Avec son costume noir et sa fine cravate assortie, l’ensemble recouvert d’un caban cintré, Wilfried a le look parfait du chauffeur Uber tiré à quatre épingles. Ce vendredi de février, dans les travées d’un salon de l’emploi d’Aubervilliers, en Seine-Saint-Denis, le jeune homme de 26 ans se cherche pourtant un nouveau boulot. Une liasse de CV sous le bras, il marque l’arrêt face au stand du transport logistique. Puis jette un œil distrait aux entreprises du déménagement. Sous une voûte en brique, le forum consacré aux métiers des transports se tient à quelques centaines de mètres seulement du centre des « partenaires » d’Uber, où le géant des VTC reçoit ses chauffeurs (lire l’épisode 4, « L’usine à fabriquer des chauffeurs Uber »).

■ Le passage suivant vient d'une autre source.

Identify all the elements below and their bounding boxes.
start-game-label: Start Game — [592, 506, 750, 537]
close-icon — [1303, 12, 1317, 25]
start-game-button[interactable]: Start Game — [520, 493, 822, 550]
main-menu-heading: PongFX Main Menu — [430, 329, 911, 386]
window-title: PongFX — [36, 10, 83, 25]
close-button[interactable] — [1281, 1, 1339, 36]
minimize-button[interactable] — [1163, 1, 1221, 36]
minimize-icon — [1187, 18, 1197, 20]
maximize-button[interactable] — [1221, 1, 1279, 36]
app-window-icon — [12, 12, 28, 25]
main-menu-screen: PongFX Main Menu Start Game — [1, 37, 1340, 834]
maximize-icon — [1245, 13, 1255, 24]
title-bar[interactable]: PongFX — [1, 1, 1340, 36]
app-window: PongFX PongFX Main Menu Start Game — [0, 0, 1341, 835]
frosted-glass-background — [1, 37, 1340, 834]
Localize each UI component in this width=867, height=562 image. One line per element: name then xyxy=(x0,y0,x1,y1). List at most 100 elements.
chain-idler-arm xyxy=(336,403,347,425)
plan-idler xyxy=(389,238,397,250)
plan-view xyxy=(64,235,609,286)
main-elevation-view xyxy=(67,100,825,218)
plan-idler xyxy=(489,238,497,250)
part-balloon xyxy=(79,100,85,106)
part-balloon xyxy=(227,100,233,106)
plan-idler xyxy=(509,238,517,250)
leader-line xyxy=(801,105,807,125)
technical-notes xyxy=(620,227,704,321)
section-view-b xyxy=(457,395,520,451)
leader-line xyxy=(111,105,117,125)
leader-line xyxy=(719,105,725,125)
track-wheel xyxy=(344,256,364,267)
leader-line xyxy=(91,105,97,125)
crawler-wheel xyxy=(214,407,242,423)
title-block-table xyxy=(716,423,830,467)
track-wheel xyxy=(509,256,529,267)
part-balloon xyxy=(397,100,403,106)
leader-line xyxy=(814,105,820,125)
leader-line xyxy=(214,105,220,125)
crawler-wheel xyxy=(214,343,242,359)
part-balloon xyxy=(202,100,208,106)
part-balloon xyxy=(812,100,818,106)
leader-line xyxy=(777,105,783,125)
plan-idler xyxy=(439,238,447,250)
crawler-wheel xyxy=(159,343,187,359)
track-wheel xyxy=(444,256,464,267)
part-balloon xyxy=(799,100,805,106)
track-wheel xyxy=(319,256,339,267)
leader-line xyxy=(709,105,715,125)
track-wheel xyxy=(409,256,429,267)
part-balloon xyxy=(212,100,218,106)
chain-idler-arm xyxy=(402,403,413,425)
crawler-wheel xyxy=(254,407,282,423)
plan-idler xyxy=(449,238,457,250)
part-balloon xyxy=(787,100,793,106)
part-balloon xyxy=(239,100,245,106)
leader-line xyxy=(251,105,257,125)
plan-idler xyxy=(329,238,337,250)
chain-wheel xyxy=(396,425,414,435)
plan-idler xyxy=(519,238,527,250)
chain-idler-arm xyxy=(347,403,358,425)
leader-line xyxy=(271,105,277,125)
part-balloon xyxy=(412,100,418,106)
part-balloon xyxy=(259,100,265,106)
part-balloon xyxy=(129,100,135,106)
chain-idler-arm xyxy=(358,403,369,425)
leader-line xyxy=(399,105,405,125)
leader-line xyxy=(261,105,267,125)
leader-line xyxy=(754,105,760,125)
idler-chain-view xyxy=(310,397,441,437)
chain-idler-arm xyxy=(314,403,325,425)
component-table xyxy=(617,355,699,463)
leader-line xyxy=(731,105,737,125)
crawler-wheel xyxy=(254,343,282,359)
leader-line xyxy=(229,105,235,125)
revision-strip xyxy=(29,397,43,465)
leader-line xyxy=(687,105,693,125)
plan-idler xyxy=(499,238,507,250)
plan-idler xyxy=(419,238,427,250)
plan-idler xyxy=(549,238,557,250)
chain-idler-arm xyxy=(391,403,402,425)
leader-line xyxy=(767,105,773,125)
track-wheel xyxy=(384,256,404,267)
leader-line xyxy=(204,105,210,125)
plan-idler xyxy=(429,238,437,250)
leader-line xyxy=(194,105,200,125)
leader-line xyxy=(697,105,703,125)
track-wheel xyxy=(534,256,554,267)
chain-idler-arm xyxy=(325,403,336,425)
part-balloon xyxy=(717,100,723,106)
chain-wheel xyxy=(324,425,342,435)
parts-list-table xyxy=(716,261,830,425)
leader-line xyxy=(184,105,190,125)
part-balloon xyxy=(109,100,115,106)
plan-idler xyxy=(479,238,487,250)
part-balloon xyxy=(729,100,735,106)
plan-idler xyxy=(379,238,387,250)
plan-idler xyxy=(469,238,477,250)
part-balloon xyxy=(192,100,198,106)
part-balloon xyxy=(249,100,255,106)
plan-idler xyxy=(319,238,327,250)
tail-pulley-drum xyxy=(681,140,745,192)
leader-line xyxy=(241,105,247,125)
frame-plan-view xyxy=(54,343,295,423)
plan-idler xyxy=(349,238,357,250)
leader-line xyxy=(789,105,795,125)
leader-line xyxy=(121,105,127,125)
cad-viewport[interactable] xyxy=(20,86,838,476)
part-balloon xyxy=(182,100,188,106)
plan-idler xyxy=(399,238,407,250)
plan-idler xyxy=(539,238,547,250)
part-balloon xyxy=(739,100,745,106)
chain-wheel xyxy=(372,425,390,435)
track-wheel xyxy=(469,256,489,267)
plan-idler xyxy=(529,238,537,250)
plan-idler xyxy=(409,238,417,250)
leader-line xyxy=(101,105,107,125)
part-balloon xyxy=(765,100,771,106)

Originaire du Val-d’Oise, Wilfried a travaillé deux ans pour Uber avec le statut de « Loti ». À la différence des chauffeurs indépendants, titulaires d’une carte professionnelle VTC, il bossait pour un patron qui possédait, lui, une capacité de transport. Avec son permis de conduire comme seul prérequis, Wilfried lui louait une voiture et un compte Uber pour environ 70 euros par jour. Il roulait entre 5 heures et 17 heures, un peu comme Salima, croisée au début de cette série (lire l’épisode 6, « Attention, mirage dangereux »). Puis passait le volant à un collègue, qui le lui rendait douze heures plus tard. Et ainsi de suite. Cette routine éreintante a pris fin le 30 décembre 2017. Entrée en vigueur fin 2016, la loi Grandguillaume, du nom d’un ex-député PS de Côte-d’Or, prévoit que depuis cette date, les « Loti » n’ont plus droit de rouler dans des véhicules de moins de dix places dans les villes de plus de 100 000 habitants. Autrement dit, les voilà blacklistés des plateformes à Paris.
Une nouvelle tentative pour réguler un secteur devenu chaotique. Et un chambardement dans le monde du transport de passagers. Car c’est grâce aux Loti qu’Uber a attiré dans ses filets, en un temps record, des milliers de chauffeurs sans formation ni diplôme, notamment ceux issus des quartiers pauvres d’Île-de-France (lire l’épisode 1, « En banlieue, Uber monte dans les tours »). C’est aussi en partie à cause du recours croissant aux Loti que les conditions de travail et de service se sont dégradées, à mesure qu’ils supplantaient les vrais VTC.